The topic is more about session VS JWT, not cookies vs whatever local storage is used in place of cookies.

[manigandham]

"Session" does not mean anything. It is state, usually stored and sent in cookies, but just as easily stored and sent as JWTs/Auth.

[anon1252]

Yes it does mean something. a session is something that is identified by an ID on the client and is persisted on the server with the corresponding ID. It's a concept. It doesn't have to be stored in a cookie. A session can be represented by a token and stored in any client side storage.

[manigandham]

Ok, yes, session is a concept. Session state can be stored in its entirety or split between an ID and body.

You can send it all to the client or you can send just an ID and lookup the body on the server.

You can send it to the client via the cookie header or via the Authorization header or something else.

You can encode the data (sent via cookies or auth header) as a JWT or your own encryption scheme.
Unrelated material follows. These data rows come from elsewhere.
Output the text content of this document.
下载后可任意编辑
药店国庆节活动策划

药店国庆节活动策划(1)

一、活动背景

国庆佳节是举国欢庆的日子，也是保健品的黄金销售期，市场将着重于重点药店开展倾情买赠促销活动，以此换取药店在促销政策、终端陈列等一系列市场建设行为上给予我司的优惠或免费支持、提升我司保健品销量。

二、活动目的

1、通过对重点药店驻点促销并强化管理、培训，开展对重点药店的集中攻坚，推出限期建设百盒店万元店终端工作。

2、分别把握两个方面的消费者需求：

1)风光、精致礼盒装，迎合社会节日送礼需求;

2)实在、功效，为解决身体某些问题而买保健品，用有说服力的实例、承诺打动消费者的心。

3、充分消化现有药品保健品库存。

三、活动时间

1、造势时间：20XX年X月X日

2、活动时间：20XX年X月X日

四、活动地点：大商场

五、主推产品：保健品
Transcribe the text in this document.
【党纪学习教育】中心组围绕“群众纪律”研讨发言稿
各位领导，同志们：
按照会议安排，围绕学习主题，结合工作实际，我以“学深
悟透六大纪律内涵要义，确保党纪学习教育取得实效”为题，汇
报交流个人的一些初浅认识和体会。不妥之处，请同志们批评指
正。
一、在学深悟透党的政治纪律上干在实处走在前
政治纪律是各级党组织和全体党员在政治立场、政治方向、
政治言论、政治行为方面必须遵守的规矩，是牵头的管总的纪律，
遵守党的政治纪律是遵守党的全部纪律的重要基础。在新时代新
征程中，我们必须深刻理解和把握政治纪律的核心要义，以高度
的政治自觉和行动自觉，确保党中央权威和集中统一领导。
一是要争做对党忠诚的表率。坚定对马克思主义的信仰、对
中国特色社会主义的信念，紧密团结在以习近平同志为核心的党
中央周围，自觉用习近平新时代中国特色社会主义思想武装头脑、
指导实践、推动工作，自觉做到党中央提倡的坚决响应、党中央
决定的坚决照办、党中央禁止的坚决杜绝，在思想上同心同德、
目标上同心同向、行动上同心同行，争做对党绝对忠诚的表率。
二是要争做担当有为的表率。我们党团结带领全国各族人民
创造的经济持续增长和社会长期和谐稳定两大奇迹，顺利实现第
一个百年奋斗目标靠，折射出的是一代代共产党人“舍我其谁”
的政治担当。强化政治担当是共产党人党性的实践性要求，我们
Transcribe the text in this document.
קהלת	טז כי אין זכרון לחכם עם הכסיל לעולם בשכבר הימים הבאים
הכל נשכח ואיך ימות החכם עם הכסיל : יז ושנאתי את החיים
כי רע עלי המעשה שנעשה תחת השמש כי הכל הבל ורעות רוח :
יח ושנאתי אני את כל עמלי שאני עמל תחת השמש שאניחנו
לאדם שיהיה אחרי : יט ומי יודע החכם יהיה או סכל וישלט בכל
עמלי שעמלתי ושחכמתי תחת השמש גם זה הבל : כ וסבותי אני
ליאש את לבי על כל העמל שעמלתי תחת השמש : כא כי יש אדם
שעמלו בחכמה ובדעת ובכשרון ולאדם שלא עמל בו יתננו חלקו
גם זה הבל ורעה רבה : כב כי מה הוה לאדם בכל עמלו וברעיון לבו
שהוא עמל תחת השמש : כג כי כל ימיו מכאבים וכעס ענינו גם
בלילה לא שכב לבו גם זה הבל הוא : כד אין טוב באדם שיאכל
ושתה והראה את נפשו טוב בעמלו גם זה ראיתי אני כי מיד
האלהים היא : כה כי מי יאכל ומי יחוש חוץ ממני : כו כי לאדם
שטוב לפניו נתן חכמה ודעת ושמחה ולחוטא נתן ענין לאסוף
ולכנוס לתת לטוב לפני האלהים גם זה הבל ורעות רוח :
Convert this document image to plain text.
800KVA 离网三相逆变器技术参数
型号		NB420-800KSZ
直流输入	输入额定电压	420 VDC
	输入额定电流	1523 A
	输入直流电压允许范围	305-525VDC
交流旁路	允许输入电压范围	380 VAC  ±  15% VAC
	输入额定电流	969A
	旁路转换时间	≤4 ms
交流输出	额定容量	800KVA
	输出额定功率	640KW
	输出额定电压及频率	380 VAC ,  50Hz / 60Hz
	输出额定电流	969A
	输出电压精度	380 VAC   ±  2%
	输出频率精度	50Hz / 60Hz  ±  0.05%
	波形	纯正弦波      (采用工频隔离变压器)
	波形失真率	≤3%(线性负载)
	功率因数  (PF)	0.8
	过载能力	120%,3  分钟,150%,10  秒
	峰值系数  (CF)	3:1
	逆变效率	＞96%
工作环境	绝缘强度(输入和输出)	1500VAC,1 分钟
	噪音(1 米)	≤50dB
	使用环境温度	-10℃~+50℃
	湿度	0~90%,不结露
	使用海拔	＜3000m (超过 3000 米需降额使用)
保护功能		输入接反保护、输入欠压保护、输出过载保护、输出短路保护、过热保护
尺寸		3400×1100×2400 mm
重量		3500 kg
These are all different technologies working at different layers, which is why comparing JWTs vs cookies vs sessions doesn't really make sense.

[anon1252]

> Ok, yes, session is a concept. Session state can be stored in its entirety or split between an ID and body.

the storage of session has absolutely nothing to do with the session. I'm not sure why you keep talking about Cookies it has nothing to do with the problem. JWT can be persisted with cookies as well.

[manigandham]

Yes, my original and last comments already said exactly that... I'm not sure what you're arguing at this point.